Malgré la difficulté de l’entreprise, il est utile
de signaler que le droit présente certaines caractéristiques qui le rendent
propice à une modélisation
.
Il y a d’abord le fait que le droit moderne est
essentiellement écrit et que, bien que les sources en soient multiples,
hétérogènes dans leur forme et dans leur portée, ces sources sont
néanmoins accessibles.
Par ailleurs, le droit, même s’il évolue avec la
société, au gré des mœurs et des technologies, se caractérise par une
stabilité relative et contribue de ce fait à modeler les comportements dans
des structures répétitives.
En troisième lieu, le droit est régulé. Il a ses
instances normatives de premier niveau qui constitue le législateur au sens
large, incluant le pouvoir constituant, le pouvoir législatif
et le pouvoir réglementaire. Il a ses instances de second niveau constitué
par les juridictions avec les juridictions suprêmes chargées essentiellement
d’assurer la cohérence
de l’ensemble du système appliqué par tous les
administrés et justiciables dans leurs rapports respectifs et dans leurs
rapports avec les autorités politiques et administratives.

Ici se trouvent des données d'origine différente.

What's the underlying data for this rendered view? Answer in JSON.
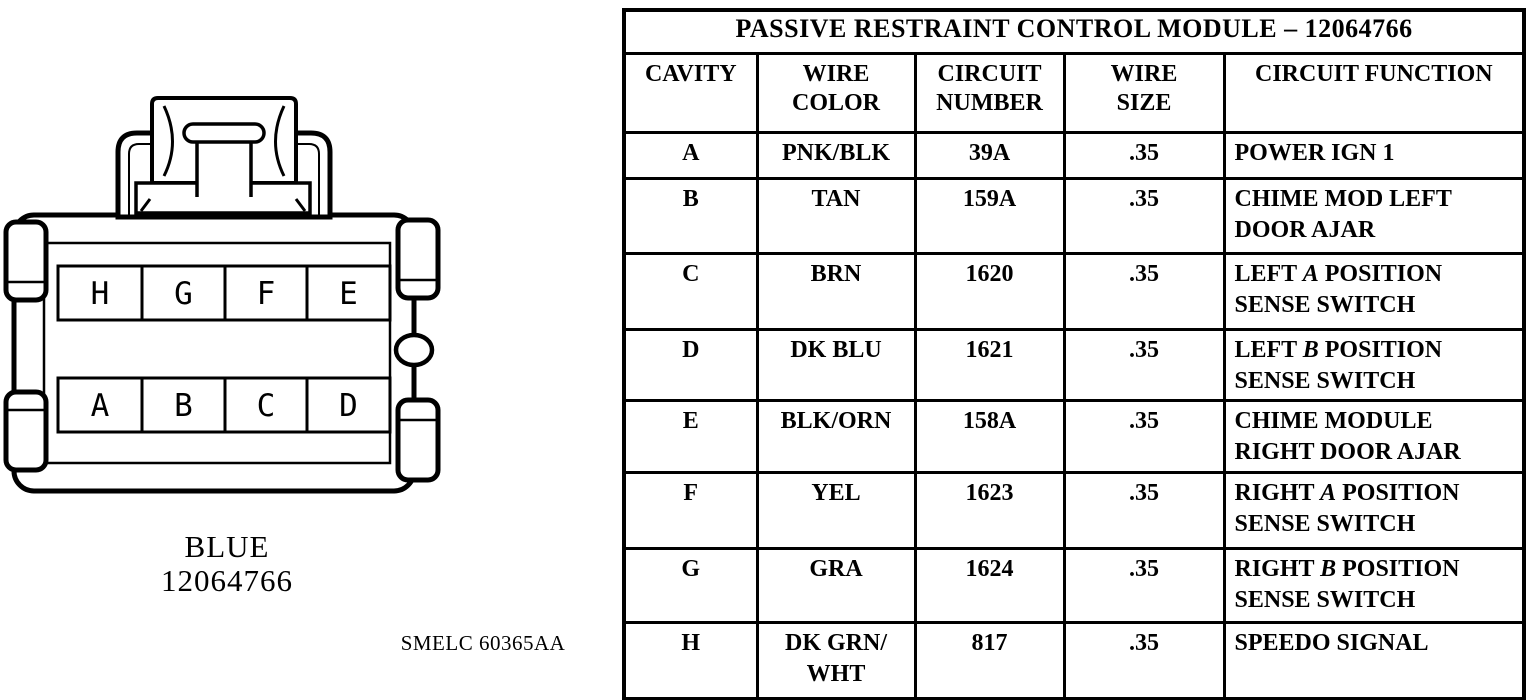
{
  "diagram": {
    "connector_color_label": "BLUE",
    "connector_part_number": "12064766",
    "reference_code": "SMELC 60365AA",
    "top_row_pins": [
      "H",
      "G",
      "F",
      "E"
    ],
    "bottom_row_pins": [
      "A",
      "B",
      "C",
      "D"
    ]
  },
  "table": {
    "title": "PASSIVE RESTRAINT CONTROL MODULE – 12064766",
    "columns": {
      "cavity": "CAVITY",
      "wire_color": "WIRE\nCOLOR",
      "circuit_number": "CIRCUIT\nNUMBER",
      "wire_size": "WIRE\nSIZE",
      "circuit_function": "CIRCUIT FUNCTION"
    },
    "rows": [
      {
        "cavity": "A",
        "wire_color": "PNK/BLK",
        "circuit_number": "39A",
        "wire_size": ".35",
        "circuit_function": "POWER IGN 1"
      },
      {
        "cavity": "B",
        "wire_color": "TAN",
        "circuit_number": "159A",
        "wire_size": ".35",
        "circuit_function": "CHIME MOD LEFT\nDOOR AJAR"
      },
      {
        "cavity": "C",
        "wire_color": "BRN",
        "circuit_number": "1620",
        "wire_size": ".35",
        "circuit_function": "LEFT *A* POSITION\nSENSE SWITCH"
      },
      {
        "cavity": "D",
        "wire_color": "DK BLU",
        "circuit_number": "1621",
        "wire_size": ".35",
        "circuit_function": "LEFT *B* POSITION\nSENSE SWITCH"
      },
      {
        "cavity": "E",
        "wire_color": "BLK/ORN",
        "circuit_number": "158A",
        "wire_size": ".35",
        "circuit_function": "CHIME MODULE\nRIGHT DOOR AJAR"
      },
      {
        "cavity": "F",
        "wire_color": "YEL",
        "circuit_number": "1623",
        "wire_size": ".35",
        "circuit_function": "RIGHT *A* POSITION\nSENSE SWITCH"
      },
      {
        "cavity": "G",
        "wire_color": "GRA",
        "circuit_number": "1624",
        "wire_size": ".35",
        "circuit_function": "RIGHT *B* POSITION\nSENSE SWITCH"
      },
      {
        "cavity": "H",
        "wire_color": "DK GRN/\nWHT",
        "circuit_number": "817",
        "wire_size": ".35",
        "circuit_function": "SPEEDO SIGNAL"
      }
    ]
  },
  "colors": {
    "ink": "#000000",
    "paper": "#ffffff"
  }
}
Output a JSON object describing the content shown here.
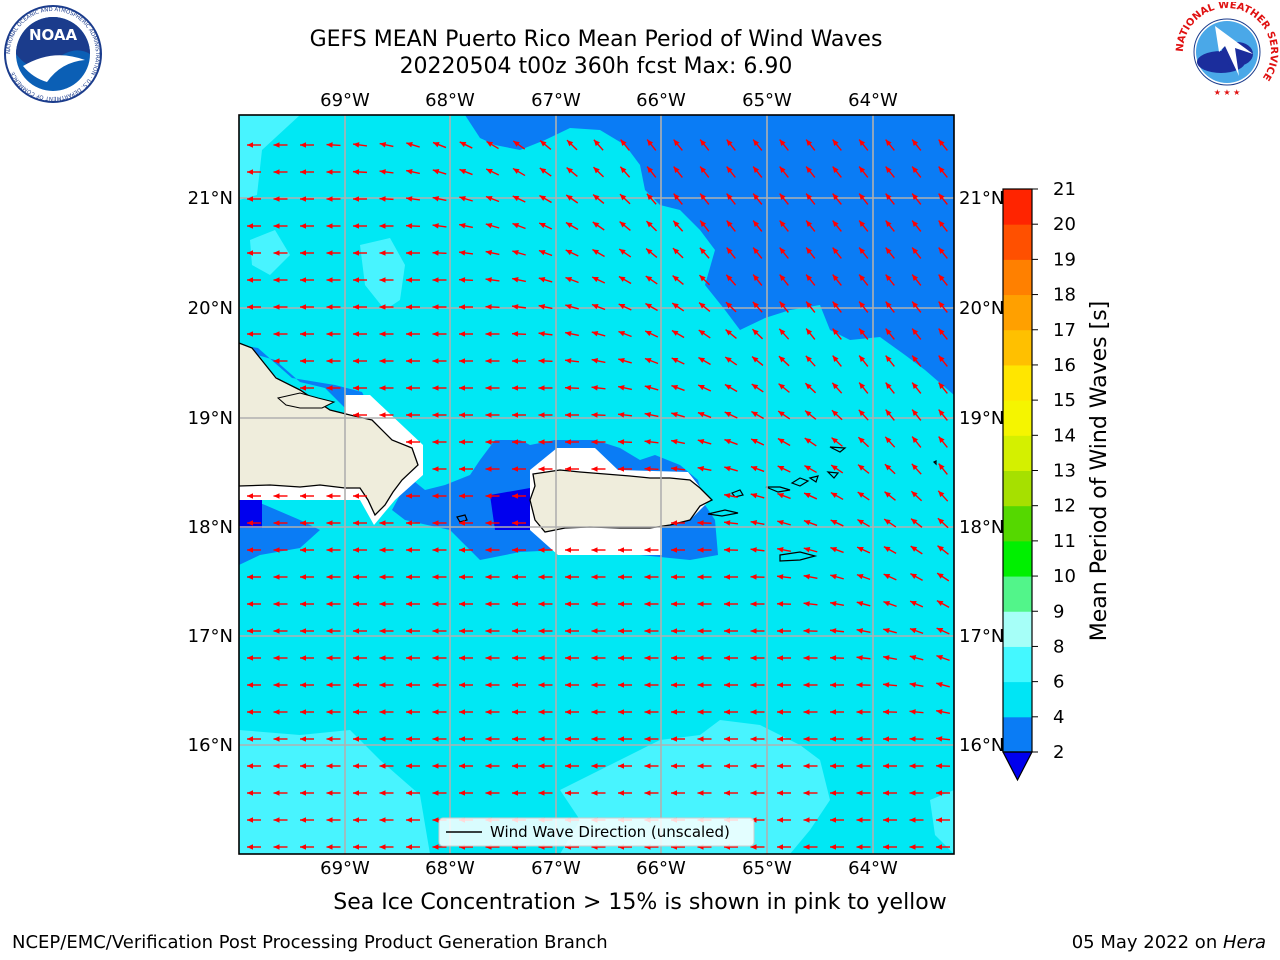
{
  "title": {
    "line1": "GEFS MEAN Puerto Rico Mean Period of Wind Waves",
    "line2": "20220504 t00z 360h fcst   Max: 6.90"
  },
  "caption": "Sea Ice Concentration > 15% is shown in pink to yellow",
  "footer": {
    "left": "NCEP/EMC/Verification Post Processing Product Generation Branch",
    "right_date": "05 May 2022 on ",
    "right_machine": "Hera"
  },
  "logos": {
    "noaa": {
      "word": "NOAA",
      "ring_text": "NATIONAL OCEANIC AND ATMOSPHERIC ADMINISTRATION · U.S. DEPARTMENT OF COMMERCE"
    },
    "nws": {
      "ring_text": "NATIONAL WEATHER SERVICE"
    }
  },
  "map": {
    "lon_ticks": [
      "69°W",
      "68°W",
      "67°W",
      "66°W",
      "65°W",
      "64°W"
    ],
    "lat_ticks": [
      "21°N",
      "20°N",
      "19°N",
      "18°N",
      "17°N",
      "16°N"
    ],
    "lon_range": [
      -70.0,
      -63.25
    ],
    "lat_range": [
      15.0,
      21.75
    ],
    "legend_label": "Wind Wave Direction (unscaled)",
    "arrow_color": "#ff0000",
    "land_color": "#efeddc"
  },
  "colorbar": {
    "label": "Mean Period of Wind Waves [s]",
    "boundaries": [
      2,
      4,
      6,
      8,
      9,
      10,
      11,
      12,
      13,
      14,
      15,
      16,
      17,
      18,
      19,
      20,
      21
    ],
    "tick_labels": [
      "2",
      "4",
      "6",
      "8",
      "9",
      "10",
      "11",
      "12",
      "13",
      "14",
      "15",
      "16",
      "17",
      "18",
      "19",
      "20",
      "21"
    ],
    "colors": [
      "#0a7cf5",
      "#00e5f5",
      "#44f8ff",
      "#a6fff8",
      "#52f58a",
      "#00f000",
      "#55d800",
      "#a6e000",
      "#d4f000",
      "#f5f500",
      "#ffe600",
      "#ffc000",
      "#ffa000",
      "#ff8000",
      "#ff5000",
      "#ff2400"
    ],
    "extend_color": "#0000ee"
  }
}
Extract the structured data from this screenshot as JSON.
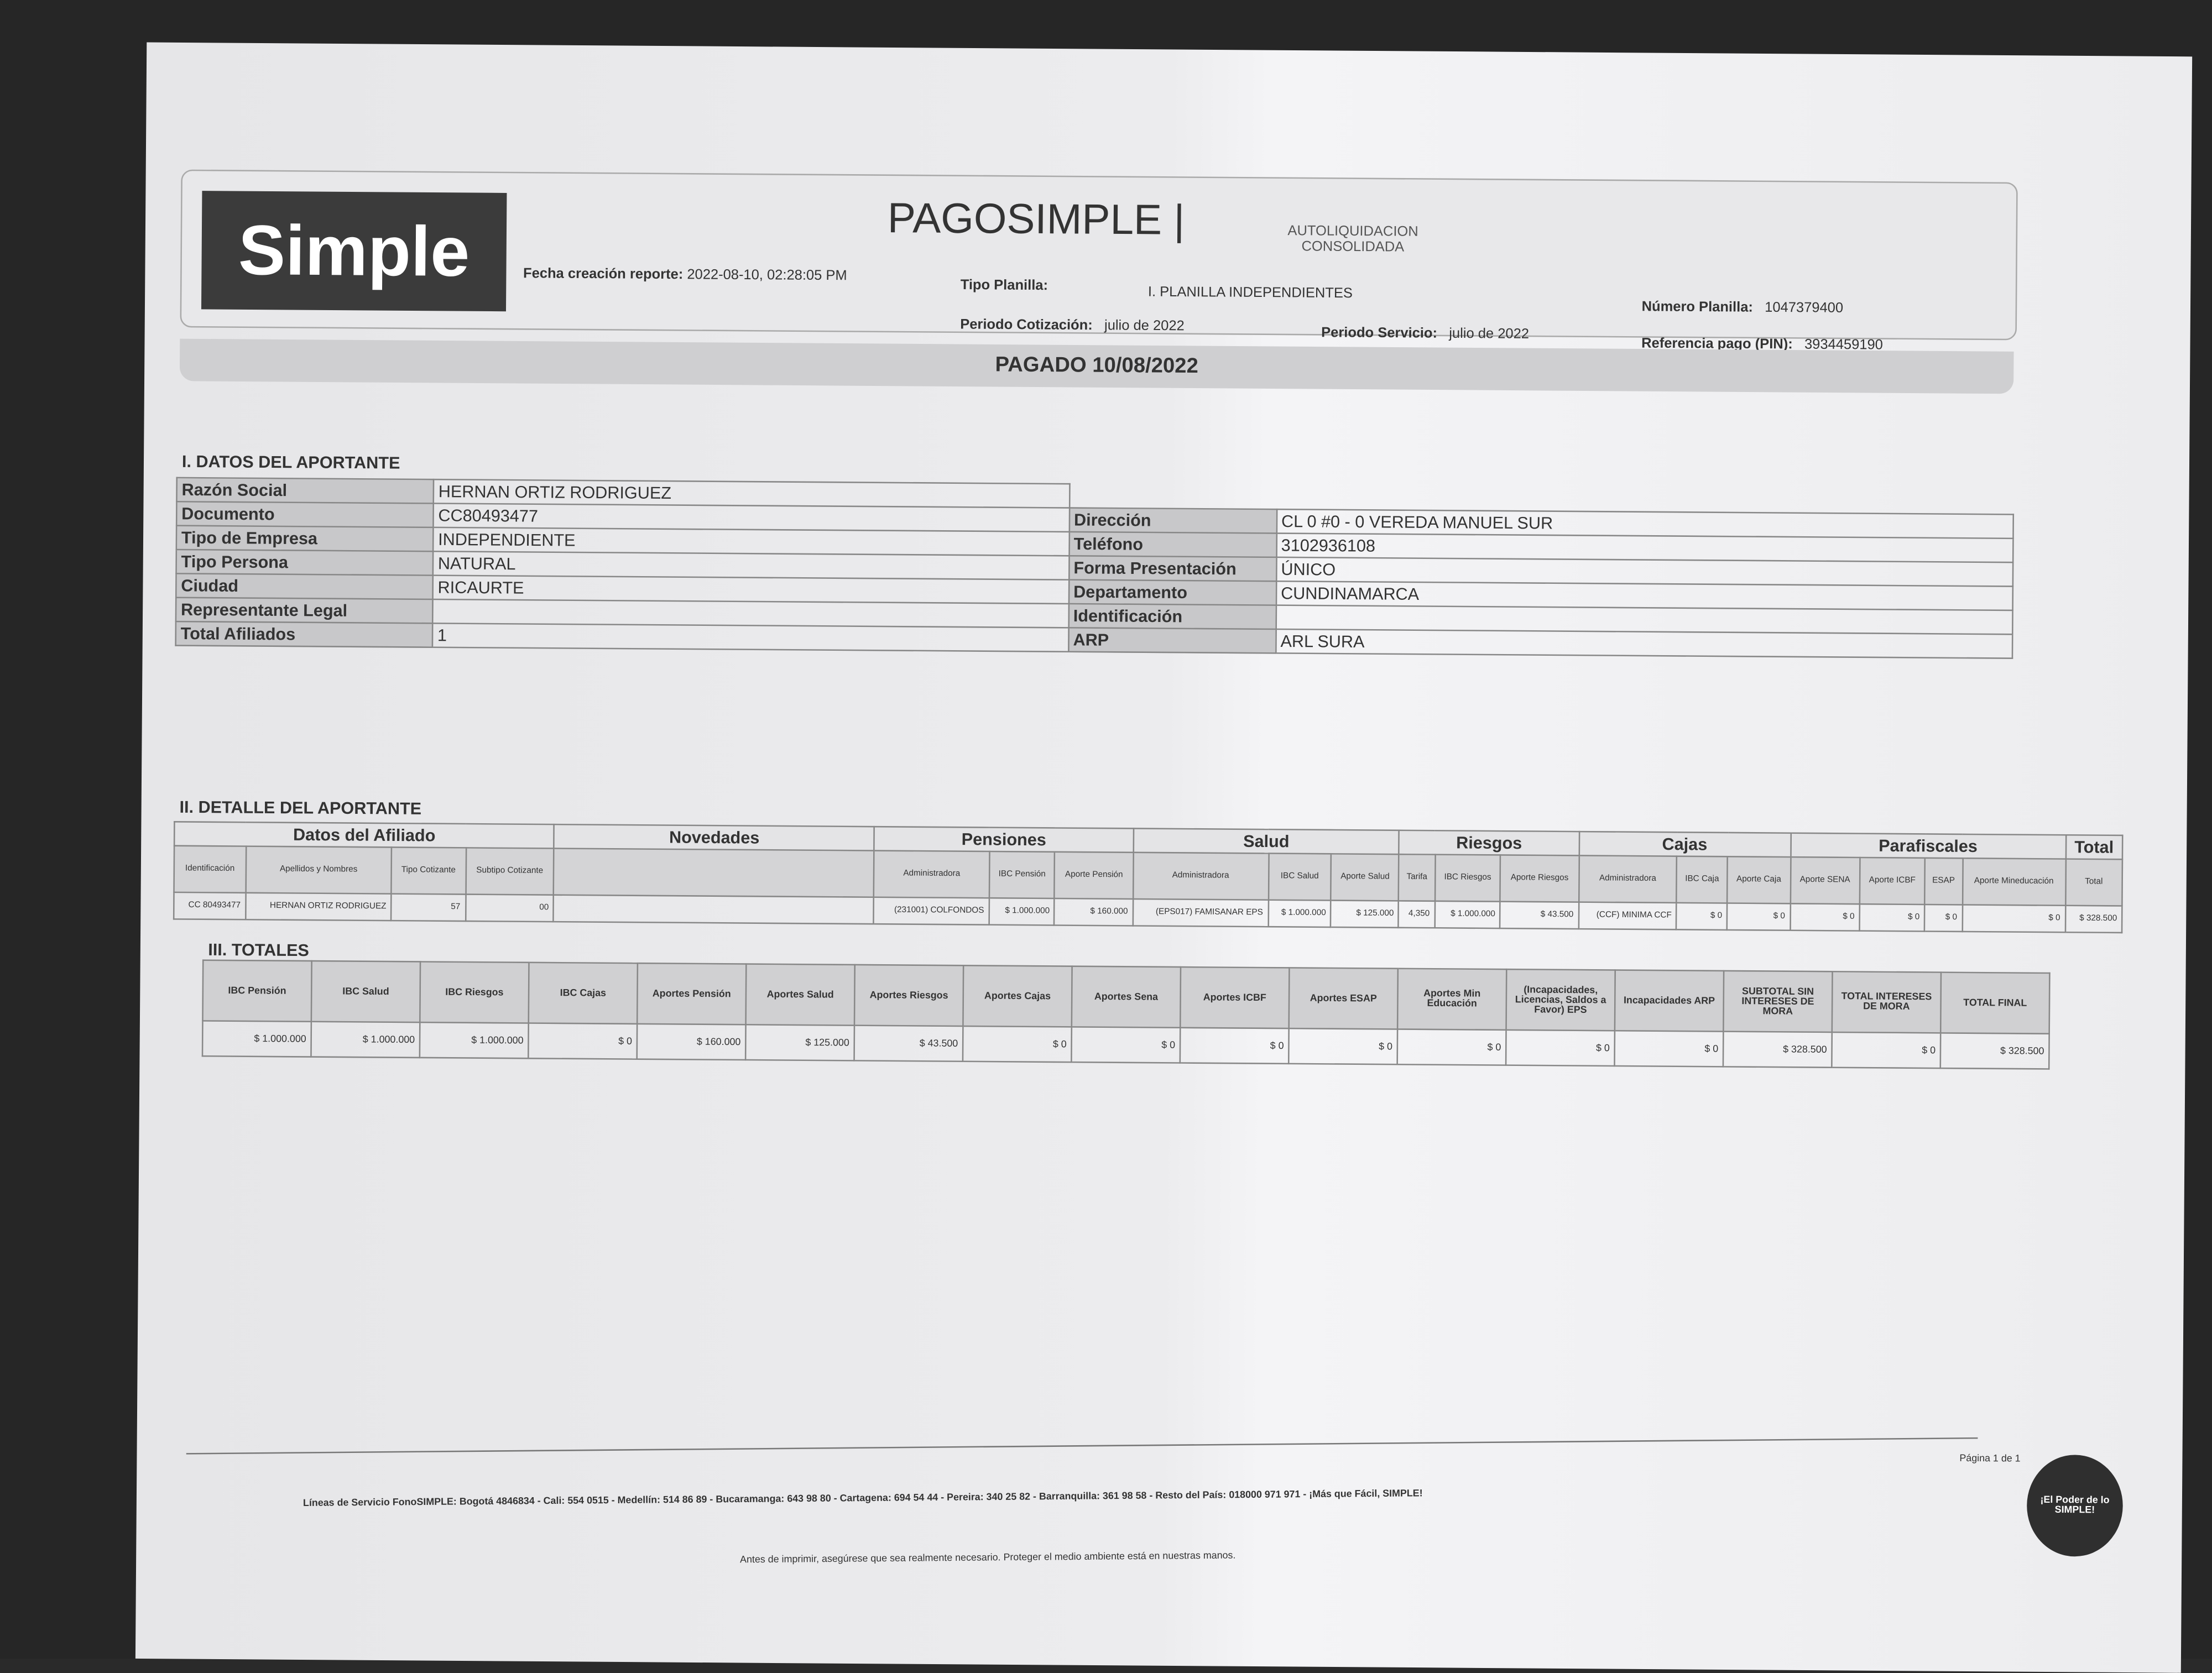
{
  "header": {
    "logo": "Simple",
    "title": "PAGOSIMPLE |",
    "subtitle": "AUTOLIQUIDACION CONSOLIDADA",
    "fecha_label": "Fecha creación reporte:",
    "fecha_value": "2022-08-10, 02:28:05 PM",
    "tipo_planilla_label": "Tipo Planilla:",
    "tipo_planilla_value": "I. PLANILLA INDEPENDIENTES",
    "numero_planilla_label": "Número Planilla:",
    "numero_planilla_value": "1047379400",
    "periodo_cotizacion_label": "Periodo Cotización:",
    "periodo_cotizacion_value": "julio de 2022",
    "periodo_servicio_label": "Periodo Servicio:",
    "periodo_servicio_value": "julio de 2022",
    "referencia_label": "Referencia pago (PIN):",
    "referencia_value": "3934459190",
    "status": "PAGADO 10/08/2022"
  },
  "section1": {
    "title": "I. DATOS DEL APORTANTE",
    "left": [
      {
        "label": "Razón Social",
        "value": "HERNAN ORTIZ RODRIGUEZ"
      },
      {
        "label": "Documento",
        "value": "CC80493477"
      },
      {
        "label": "Tipo de Empresa",
        "value": "INDEPENDIENTE"
      },
      {
        "label": "Tipo Persona",
        "value": "NATURAL"
      },
      {
        "label": "Ciudad",
        "value": "RICAURTE"
      },
      {
        "label": "Representante Legal",
        "value": ""
      },
      {
        "label": "Total Afiliados",
        "value": "1"
      }
    ],
    "right": [
      {
        "label": "Dirección",
        "value": "CL 0 #0 - 0 VEREDA MANUEL SUR"
      },
      {
        "label": "Teléfono",
        "value": "3102936108"
      },
      {
        "label": "Forma Presentación",
        "value": "ÚNICO"
      },
      {
        "label": "Departamento",
        "value": "CUNDINAMARCA"
      },
      {
        "label": "Identificación",
        "value": ""
      },
      {
        "label": "ARP",
        "value": "ARL SURA"
      }
    ]
  },
  "section2": {
    "title": "II. DETALLE DEL APORTANTE",
    "groups": [
      "Datos del Afiliado",
      "Novedades",
      "Pensiones",
      "Salud",
      "Riesgos",
      "Cajas",
      "Parafiscales",
      "Total"
    ],
    "columns": [
      "Identificación",
      "Apellidos y Nombres",
      "Tipo Cotizante",
      "Subtipo Cotizante",
      "Administradora",
      "IBC Pensión",
      "Aporte Pensión",
      "Administradora",
      "IBC Salud",
      "Aporte Salud",
      "Tarifa",
      "IBC Riesgos",
      "Aporte Riesgos",
      "Administradora",
      "IBC Caja",
      "Aporte Caja",
      "Aporte SENA",
      "Aporte ICBF",
      "ESAP",
      "Aporte Mineducación",
      "Total"
    ],
    "row": [
      "CC 80493477",
      "HERNAN ORTIZ RODRIGUEZ",
      "57",
      "00",
      "(231001) COLFONDOS",
      "$ 1.000.000",
      "$ 160.000",
      "(EPS017) FAMISANAR EPS",
      "$ 1.000.000",
      "$ 125.000",
      "4,350",
      "$ 1.000.000",
      "$ 43.500",
      "(CCF) MINIMA CCF",
      "$ 0",
      "$ 0",
      "$ 0",
      "$ 0",
      "$ 0",
      "$ 0",
      "$ 328.500"
    ]
  },
  "section3": {
    "title": "III. TOTALES",
    "columns": [
      "IBC Pensión",
      "IBC Salud",
      "IBC Riesgos",
      "IBC Cajas",
      "Aportes Pensión",
      "Aportes Salud",
      "Aportes Riesgos",
      "Aportes Cajas",
      "Aportes Sena",
      "Aportes ICBF",
      "Aportes ESAP",
      "Aportes Min Educación",
      "(Incapacidades, Licencias, Saldos a Favor) EPS",
      "Incapacidades ARP",
      "SUBTOTAL SIN INTERESES DE MORA",
      "TOTAL INTERESES DE MORA",
      "TOTAL FINAL"
    ],
    "values": [
      "$ 1.000.000",
      "$ 1.000.000",
      "$ 1.000.000",
      "$ 0",
      "$ 160.000",
      "$ 125.000",
      "$ 43.500",
      "$ 0",
      "$ 0",
      "$ 0",
      "$ 0",
      "$ 0",
      "$ 0",
      "$ 0",
      "$ 328.500",
      "$ 0",
      "$ 328.500"
    ]
  },
  "footer": {
    "page": "Página 1 de 1",
    "lines": "Líneas de Servicio FonoSIMPLE: Bogotá 4846834 - Cali: 554 0515 - Medellín: 514 86 89 - Bucaramanga: 643 98 80 - Cartagena: 694 54 44 - Pereira: 340 25 82 - Barranquilla: 361 98 58 - Resto del País: 018000 971 971 - ¡Más que Fácil, SIMPLE!",
    "note": "Antes de imprimir, asegúrese que sea realmente necesario. Proteger el medio ambiente está en nuestras manos.",
    "badge": "¡El Poder de lo SIMPLE!"
  }
}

En quatrième lieu, le droit est objectif dans ce sens
que la règle n’est pas attachée à la personne, mais s’applique
à la généralité des administrés et justiciables ou à des catégories
objectivement définies. La règle est générale et
impersonnelle, et si l’on doit reconnaître aux décisions individuelles ou
d’espèce un caractère normatif, c’est dans la mesure où ces décisions
sont toujours prises sur la base
de règles générales et
impersonnelles.
Enfin, le droit est décontextualisé, dans ce sens
que la règle, sauf exception, n’est pas liée à un
contexte
ou une situation particulière. En tout cas, si la règle est
souvent due à des circonstances particulières, la règle n’est qu’exceptionnellement
temporaire et survit tant qu’elle n’est pas abrogée, annulée ou
modifiée.
Ces grandes caractéristiques du droit emportent
certaines conséquences au plan linguistique qui confèrent à la langue du
droit, et particulièrement à la langue des normes
, une certaine spécificité par rapport aux autres formes d’expression. En
particulier, les dimensions argumentative
et rhétorique
très prégnantes dans le langage courant, dans le langage
littéraire, journalistique ou publicitaire pour ne prendre que ces exemples,
ne sont pas absentes du langage des normes
, mais elles s’y trouvent codifiées, figées et nivelées de telle sorte qu’elles
sont des dimensions sur lesquelles l’analyse pourra très largement faire l’impasse.
Il est clair que ces caractéristiques ouvrent de vrais
espaces pour une modélisation
susceptible d’avoir de retombées opérationnelles.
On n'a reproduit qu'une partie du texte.